Нагаев небрежно отмахивался: пустое, мол! Нащупал в кармане полсотенную, специально отложенную на обед, зашел внутрь. За столами тесно сидели люди. Воздух был тяжелый и паркий, как в бане. Из длинной, горизонтально прорубленной амбразуры, откуда повариха подавала тарелки, несло кухонной жарой. Почти на каждом столе сверкало серебро шампанских бутылок, и от этого столовая имела праздничный вид. Но день был будничный, а праздник состоял лишь в том, что в магазин третьего дня завезли шампанское, и это совпало с получкой. Шампанское было единственным дозволенным на трассе вином. Его пили как газировку.
Нагаева кто-то окликнул:
— Семеныч! Иди сюда!
Нагаев увидел рыжего, краснолицего Мартына Егерса, который издали над головами сидящих помахивал здоровенной ладонью. Нагаев подсел к Мартыну. Они были не то что приятели, но хорошие знакомые, уважавшие один другого, как два «кита». Мартын Егерс славился не только своим умением работать, но и беспощадной взыскательностью к сменщикам — отчего мало кто с ним уживался. Он требовал от них такой же лютой работоспособности, какой обладал сам. Однажды какой-то его сменщик пришел в забой под хмельком, чуть-чуть, самую малость, но Мартын не пустил его к рычагам. Парень в амбицию, расшумелся, полез в кабину, и Мартын, недолго думая, махнул его по уху. А лапа у него медвежья. Дело это разбиралось в товарищеском суде, и Мартын никак не мог понять, за что ему порицание: ведь не за себя дрался — за государственное имущество.
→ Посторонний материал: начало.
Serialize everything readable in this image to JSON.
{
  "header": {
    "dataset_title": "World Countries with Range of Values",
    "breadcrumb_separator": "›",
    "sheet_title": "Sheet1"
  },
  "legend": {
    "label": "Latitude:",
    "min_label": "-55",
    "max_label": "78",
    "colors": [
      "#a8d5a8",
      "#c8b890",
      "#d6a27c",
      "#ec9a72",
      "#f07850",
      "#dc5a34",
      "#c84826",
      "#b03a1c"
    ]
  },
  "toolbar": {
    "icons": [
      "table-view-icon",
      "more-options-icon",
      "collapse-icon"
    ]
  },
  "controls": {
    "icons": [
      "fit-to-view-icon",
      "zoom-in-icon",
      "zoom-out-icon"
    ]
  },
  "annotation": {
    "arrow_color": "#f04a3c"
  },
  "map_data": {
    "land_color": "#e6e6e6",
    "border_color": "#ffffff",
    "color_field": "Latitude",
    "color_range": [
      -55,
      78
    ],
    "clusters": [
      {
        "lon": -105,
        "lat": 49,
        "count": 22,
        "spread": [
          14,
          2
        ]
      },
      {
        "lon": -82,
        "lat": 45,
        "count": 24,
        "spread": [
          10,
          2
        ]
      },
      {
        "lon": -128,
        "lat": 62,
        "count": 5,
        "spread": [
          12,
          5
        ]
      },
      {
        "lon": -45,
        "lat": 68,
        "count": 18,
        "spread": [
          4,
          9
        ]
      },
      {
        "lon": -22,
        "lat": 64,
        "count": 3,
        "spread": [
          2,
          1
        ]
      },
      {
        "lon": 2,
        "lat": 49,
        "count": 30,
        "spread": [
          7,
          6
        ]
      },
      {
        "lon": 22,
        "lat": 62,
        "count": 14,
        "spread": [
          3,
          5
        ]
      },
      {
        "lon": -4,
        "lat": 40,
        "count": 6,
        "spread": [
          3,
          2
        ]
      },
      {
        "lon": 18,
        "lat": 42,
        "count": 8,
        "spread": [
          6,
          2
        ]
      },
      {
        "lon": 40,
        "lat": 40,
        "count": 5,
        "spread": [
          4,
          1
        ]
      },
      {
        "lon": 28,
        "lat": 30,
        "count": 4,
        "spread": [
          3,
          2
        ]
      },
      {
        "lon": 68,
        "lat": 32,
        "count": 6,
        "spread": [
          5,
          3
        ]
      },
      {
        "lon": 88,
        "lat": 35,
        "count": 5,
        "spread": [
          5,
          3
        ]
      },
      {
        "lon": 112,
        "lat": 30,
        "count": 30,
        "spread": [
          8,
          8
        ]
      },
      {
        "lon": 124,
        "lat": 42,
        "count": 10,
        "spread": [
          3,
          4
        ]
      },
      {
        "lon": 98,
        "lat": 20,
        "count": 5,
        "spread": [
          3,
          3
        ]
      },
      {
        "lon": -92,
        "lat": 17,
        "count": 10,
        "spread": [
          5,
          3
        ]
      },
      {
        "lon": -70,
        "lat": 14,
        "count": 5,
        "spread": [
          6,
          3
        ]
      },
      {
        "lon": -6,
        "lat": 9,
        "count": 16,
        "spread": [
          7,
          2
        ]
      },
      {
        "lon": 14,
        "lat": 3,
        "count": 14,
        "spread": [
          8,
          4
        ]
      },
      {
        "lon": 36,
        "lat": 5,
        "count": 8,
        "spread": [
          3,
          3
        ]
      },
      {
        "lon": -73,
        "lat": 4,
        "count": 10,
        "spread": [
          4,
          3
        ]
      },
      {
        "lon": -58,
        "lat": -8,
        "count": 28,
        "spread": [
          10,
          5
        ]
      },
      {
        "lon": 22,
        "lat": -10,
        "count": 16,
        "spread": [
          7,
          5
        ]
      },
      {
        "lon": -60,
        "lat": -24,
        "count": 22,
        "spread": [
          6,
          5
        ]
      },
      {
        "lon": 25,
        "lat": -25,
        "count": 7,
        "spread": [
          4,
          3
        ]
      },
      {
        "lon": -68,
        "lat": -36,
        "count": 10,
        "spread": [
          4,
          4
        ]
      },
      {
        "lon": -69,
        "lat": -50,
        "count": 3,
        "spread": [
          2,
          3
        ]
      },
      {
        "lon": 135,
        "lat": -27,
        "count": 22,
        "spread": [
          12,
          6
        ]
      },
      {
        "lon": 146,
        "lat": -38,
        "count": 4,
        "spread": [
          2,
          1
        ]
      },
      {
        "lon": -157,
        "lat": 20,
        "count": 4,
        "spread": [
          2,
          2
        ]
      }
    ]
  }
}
Рядом с громадным латышом сосредоточенно хлебал борщ, наклонив остроконечную голову в детской тюбетейке, еще один знакомый Нагаева — Бяшим Мурадов.
— Эге, Бяшим! — удивился Нагаев. — Ты что здесь?
— Бяшим мой ученик, — сказал Мартын. — Он хороший мальчик-туркмен. Очень хороший, трудолюбивый мальчик-туркмен.
Бяшим быстро взглянул на своего бывшего шефа и молча продолжал хлебать борщ. Мартын расхваливал Бяшима: какой он старательный, скромный и почтительный к старшим.